恐怖のあまり視線を外すことも出来ず、震えながらその顔を見返していると、 
やがて、ナナちゃんはニッコリと笑いました。 
「こんにちは」 


924:あなたのうしろに名無しさんが・・・:03/01/29 13:38 
「どうしてあの時、来てくれなかったの?私ずっと待っていたのに」 
ナナちゃんは相変わらす微笑んだまま、そう言いました。

私が何と言って良いのかわからずに黙っていると、ナナちゃんは言葉を継ぎました。 
「ねえ、私と今からこっちで遊ぼう」
そして、ミラーに映った私の肩越しにこっちに向かって手を伸ばしてきました。 
「こっちで遊ぼう・・・」
「ダメだ!」
私は思わず大声で叫びました。 

「ごめん。ナナちゃん。僕は、もうそっちへは行かない。行けないんだ!」 
ナナちゃんは手を差し伸べたまま黙っています。
私は、ハンドルを力一杯掴んで震えながら、さっきよりも小さな声で言いました。 
「僕には妻もいる。

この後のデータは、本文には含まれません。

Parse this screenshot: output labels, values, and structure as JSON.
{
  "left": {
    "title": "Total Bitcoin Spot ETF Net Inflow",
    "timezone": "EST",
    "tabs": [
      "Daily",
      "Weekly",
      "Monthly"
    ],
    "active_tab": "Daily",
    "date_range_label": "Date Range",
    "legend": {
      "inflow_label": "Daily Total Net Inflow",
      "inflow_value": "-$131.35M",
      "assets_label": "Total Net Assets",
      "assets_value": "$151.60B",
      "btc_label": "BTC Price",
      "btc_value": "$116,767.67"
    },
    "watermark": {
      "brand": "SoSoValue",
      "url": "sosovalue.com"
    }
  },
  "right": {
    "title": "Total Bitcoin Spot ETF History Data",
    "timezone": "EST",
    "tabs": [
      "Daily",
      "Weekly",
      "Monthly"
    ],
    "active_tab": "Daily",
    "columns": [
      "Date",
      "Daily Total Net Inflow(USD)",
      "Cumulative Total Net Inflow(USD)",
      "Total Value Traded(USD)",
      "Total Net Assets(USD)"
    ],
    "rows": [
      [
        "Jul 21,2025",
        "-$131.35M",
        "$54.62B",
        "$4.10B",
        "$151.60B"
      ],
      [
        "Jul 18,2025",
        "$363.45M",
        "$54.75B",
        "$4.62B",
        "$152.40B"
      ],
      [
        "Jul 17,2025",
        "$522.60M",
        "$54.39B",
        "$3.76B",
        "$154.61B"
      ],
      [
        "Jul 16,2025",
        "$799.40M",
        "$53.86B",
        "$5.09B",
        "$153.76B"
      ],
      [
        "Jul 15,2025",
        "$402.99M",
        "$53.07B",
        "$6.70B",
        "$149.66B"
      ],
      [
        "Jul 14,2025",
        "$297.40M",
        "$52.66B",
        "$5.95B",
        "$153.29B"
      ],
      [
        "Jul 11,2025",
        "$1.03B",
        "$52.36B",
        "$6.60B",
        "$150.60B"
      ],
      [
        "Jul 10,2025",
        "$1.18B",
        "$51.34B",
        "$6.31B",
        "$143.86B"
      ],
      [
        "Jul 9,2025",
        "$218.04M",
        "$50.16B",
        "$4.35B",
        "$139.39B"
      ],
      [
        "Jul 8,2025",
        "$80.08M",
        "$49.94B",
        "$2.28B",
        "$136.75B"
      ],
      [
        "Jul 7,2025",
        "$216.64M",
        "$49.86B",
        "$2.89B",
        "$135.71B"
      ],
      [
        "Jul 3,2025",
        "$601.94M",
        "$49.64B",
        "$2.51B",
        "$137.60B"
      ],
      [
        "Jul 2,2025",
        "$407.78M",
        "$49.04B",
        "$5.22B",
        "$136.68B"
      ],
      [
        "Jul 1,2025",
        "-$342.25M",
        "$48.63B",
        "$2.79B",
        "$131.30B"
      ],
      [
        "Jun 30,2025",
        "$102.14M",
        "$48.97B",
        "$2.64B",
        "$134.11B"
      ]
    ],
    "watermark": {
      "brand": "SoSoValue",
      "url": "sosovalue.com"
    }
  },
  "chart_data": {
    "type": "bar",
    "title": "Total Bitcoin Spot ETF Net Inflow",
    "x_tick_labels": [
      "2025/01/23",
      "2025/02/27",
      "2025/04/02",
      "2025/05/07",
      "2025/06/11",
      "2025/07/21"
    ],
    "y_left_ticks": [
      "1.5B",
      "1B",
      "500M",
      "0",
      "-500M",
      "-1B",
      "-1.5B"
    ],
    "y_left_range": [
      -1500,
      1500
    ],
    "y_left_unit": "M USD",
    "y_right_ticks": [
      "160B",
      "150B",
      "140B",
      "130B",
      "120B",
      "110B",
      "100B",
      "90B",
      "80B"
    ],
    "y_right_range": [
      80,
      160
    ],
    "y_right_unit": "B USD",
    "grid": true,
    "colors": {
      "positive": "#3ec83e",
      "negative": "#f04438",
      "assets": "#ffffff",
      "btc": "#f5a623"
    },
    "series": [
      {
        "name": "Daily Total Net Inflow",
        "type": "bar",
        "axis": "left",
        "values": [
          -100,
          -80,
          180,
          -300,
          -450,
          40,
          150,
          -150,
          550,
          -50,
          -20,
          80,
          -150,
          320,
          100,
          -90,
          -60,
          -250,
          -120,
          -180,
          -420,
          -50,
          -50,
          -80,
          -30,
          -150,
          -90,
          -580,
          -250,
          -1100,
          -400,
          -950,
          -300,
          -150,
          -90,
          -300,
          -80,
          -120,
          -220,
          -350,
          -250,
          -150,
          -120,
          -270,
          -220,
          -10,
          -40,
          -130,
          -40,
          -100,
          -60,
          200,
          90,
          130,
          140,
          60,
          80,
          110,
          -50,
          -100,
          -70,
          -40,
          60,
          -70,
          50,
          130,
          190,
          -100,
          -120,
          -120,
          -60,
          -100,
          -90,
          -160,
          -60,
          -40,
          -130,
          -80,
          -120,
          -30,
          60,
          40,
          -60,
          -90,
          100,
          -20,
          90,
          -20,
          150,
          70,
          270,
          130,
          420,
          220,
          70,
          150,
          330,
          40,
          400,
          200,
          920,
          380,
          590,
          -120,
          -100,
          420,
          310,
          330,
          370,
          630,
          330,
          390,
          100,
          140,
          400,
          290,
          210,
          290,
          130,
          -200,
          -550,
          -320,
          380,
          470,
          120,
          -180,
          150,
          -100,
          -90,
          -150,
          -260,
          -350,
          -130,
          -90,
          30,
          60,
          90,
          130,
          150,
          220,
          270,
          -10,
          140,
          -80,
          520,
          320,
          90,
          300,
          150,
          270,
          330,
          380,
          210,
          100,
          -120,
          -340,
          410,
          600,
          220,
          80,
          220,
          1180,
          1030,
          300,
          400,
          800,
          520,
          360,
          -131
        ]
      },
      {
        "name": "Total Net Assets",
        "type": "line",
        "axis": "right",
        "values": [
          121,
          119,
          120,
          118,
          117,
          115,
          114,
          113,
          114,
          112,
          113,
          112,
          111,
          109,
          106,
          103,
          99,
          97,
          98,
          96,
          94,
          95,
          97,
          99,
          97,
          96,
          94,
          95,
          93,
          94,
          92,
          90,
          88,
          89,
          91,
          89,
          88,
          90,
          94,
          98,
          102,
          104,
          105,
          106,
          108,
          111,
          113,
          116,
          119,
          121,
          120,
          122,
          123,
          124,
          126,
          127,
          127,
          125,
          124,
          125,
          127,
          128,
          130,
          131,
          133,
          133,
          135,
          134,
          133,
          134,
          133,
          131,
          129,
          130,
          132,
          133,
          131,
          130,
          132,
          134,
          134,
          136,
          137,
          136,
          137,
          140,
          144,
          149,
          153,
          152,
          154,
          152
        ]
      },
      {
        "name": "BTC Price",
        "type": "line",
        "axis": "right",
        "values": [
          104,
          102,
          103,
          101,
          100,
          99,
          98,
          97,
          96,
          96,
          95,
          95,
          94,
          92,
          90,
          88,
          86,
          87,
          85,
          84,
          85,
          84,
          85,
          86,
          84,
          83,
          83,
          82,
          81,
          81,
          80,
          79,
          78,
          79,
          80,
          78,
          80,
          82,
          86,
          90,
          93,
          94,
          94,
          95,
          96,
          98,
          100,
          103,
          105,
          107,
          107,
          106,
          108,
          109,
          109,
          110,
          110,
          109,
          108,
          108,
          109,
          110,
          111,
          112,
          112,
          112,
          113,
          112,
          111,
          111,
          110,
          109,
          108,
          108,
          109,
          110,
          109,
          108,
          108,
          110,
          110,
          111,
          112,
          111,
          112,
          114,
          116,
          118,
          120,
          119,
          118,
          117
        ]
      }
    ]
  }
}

子供だって、もうすぐ生まれる。だから・・・」 
そこで私は、俯いて絶句してしまいました。

しばらくそのままの姿勢で震えていましたが、やがて、私は恐る恐るミラーの方を見ました。 
ナナちゃんは、まだそこに居ました。
「そう・・わかった。○○ちゃんは大人になっちゃったんだね。もう私とは遊べないんだ」 
ナナちゃんは少し寂しそうにそう言いました。
「しょうがないよね・・」
ナナちゃんは、そこでニッコリと笑いました。 

本当に無邪気な笑顔でした。
私はその時、ナナちゃんが許してくれたと思いました。 
「ナナちゃん・・」
「だったら私はその子と遊ぶ」 
私がその言葉を理解出来ぬうちに、ナナちゃんは居なくなってしまいました。 
それっきりナナちゃんは、二度と私の前に現れることはありませんでした。 

2日後、妻が流産しました。
以来、今に至るまで、私達は子供をつくっていません。 

現在。私はナナちゃんの事を弟に話すべきなのか、本当に迷っています。